Max Lawson, of the Robin Hood Tax Campaign, said: “This is proof that banks live in a parallel universe to the rest of us, paying billions in bonuses and unhampered by the inconvenience of paying tax.
“If banks paid their fair share we could avoid the worst of the cuts and help those hit hardest by the financial crisis they did nothing to cause.”
How the Guardian was gagged from revealing Barclays tax secrets
Bank giant failed to suppress details of its allegedly massive tax avoidance schemes
An attempt by Barclays to suppress details of its allegedly massive tax avoidance schemes two years ago ended in farce. The high street bank went to court in the middle of the night to gag the Guardian but was outmanoeuvred by free-spirited souls on the internet.
It showed the legal system struggling to keep documents secret even after they were freely available on the web.
The story emerged in March 2009 when a whistleblower leaked internal Barclays memos to the Liberal Democrat MP Vince Cable.
The memos – passed on to the newspaper – described how a 2007 scheme called Project Knight proposed to save tax by manipulating loans totalling more than $16bn (£9.8bn), through a web of firms in the Cayman Islands, Luxembourg and the United States.
The memos also quoted advice from lawyers on how to blunt any challenges from HM Revenue & Customs. The whistleblower alleged: “It is a commonly held view that no agency in the US or the UK has the resources or the commitment to challenge [Barclays].”
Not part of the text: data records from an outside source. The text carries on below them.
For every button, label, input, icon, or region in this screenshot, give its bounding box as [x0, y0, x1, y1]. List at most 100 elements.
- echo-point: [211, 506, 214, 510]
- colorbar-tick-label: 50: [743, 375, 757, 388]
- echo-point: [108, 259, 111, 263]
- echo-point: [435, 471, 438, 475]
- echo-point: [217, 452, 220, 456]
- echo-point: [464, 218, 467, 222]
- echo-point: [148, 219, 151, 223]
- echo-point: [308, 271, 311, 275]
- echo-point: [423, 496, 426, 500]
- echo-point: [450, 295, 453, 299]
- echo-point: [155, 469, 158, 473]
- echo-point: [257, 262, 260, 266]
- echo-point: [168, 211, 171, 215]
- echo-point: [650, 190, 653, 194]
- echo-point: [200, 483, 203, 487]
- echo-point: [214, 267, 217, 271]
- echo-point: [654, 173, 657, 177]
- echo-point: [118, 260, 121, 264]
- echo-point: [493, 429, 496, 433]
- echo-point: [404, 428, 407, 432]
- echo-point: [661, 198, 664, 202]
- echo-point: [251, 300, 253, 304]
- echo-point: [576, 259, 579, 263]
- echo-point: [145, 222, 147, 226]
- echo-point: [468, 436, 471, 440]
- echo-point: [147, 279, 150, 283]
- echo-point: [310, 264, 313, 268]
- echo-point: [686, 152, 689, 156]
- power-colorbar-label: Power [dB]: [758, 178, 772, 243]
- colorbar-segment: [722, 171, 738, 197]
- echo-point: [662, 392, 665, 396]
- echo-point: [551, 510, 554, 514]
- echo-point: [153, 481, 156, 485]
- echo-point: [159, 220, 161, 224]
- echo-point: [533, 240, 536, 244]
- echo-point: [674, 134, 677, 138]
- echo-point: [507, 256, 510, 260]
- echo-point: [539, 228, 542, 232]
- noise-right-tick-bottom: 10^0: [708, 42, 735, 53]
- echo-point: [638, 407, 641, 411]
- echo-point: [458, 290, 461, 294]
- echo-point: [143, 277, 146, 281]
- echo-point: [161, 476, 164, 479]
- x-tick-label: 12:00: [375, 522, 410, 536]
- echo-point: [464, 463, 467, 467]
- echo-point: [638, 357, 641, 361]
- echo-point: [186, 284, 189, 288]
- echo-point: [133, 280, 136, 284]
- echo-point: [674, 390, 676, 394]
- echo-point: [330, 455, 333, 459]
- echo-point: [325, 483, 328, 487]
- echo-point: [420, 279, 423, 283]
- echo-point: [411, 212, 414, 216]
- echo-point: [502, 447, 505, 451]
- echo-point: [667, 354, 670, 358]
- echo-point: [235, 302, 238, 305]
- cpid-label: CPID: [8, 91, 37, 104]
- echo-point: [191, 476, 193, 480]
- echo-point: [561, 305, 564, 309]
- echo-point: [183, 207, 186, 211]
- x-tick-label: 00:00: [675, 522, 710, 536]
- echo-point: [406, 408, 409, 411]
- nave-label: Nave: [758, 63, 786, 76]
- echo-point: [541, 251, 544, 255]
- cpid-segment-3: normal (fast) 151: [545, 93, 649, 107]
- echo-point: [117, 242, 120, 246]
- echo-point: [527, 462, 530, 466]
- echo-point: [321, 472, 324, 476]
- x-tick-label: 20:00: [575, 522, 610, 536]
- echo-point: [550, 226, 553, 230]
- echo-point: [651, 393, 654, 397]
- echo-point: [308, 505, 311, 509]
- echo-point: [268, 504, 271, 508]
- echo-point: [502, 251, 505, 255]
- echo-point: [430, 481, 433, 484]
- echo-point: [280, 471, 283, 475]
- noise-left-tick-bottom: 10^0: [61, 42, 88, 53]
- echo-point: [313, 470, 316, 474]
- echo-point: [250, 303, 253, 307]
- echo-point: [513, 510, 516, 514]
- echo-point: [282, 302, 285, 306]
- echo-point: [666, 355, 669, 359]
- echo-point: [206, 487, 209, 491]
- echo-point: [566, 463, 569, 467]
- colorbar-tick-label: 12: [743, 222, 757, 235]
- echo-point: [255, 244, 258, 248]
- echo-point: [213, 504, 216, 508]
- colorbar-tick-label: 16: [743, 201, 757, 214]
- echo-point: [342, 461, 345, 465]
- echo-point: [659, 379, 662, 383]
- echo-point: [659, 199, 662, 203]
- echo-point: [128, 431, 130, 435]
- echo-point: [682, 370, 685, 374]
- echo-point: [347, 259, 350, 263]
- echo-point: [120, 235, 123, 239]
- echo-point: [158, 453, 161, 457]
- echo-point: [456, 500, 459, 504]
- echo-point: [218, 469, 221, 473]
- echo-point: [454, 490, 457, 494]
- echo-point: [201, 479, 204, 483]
Freshfields, Barclays’ lawyers, toiled into the night to compel the Guardian to remove the documents from the website. Geraldine Proudler, a solicitor acting for the Guardian, was woken by a high court judge telephoning at 2am and asked to justify their publication. At 2.31am, Mr Justice Ouseley, over the phone, ordered that the documents be removed from the website, by which time 127 people had read them.
Later that day, Barclays went to court to argue that the documents should be permanently removed, accusing the Guardian of “vigilante journalism” by publishing the documents to “the entire country” rather than merely to regulators.
The Guardian documents disclosed seven tax avoidance schemes operated by Barclays. Many of them were devised by structured capital markets boss Michael Keeley. They involved more than £20bn of loans typically shuttled between entities in Luxembourg and the Caymans, designed to generate hundreds of millions of pounds of tax reliefs, the proceeds frequently shared with US banks..
Alan Rusbridger, the Guardian’s editor, told the court that the documents “revealed at first hand the processes involved in structuring extremely complex and artificial tax avoidance vehicles; how lawyers and accountants worked together to exploit loopholes in government legislation; and the degree to which they are sanctioned at the highest levels within Barclays”.
At the end of a two-day hearing, Mr Justice Blake ruled that the ban remain, even though the memos were circulating around the web. Anyone could find them within minutes on sites such as WikiLeaks, but he did not accept that all confidentiality had been destroyed.
He also believed that the Guardian was not justified under the Human Rights Act in publishing the unexpurgated documents containing legal advice and other confidential matters.
He specifically ordered the Guardian and other media not to “incite” or even “encourage” their readers to go to other websites to view the documents. Out on the internet, however, members of the public were busy discussing and copying the documents for themselves.
This absurdity was ridiculed a week later by a peer, Matthew Oakeshott, who was then Lib Dem Treasury spokesman. He used parliamentary privilege to tell the public what newspapers could not, when he outlined the case to his fellow peers in the Lords.
It left the Guardian able to report that Oakeshott was advising the public where to find the documents, but still complying with the judge’s instruction to prevent the electronic whereabouts of the Barclays documents becoming widely known.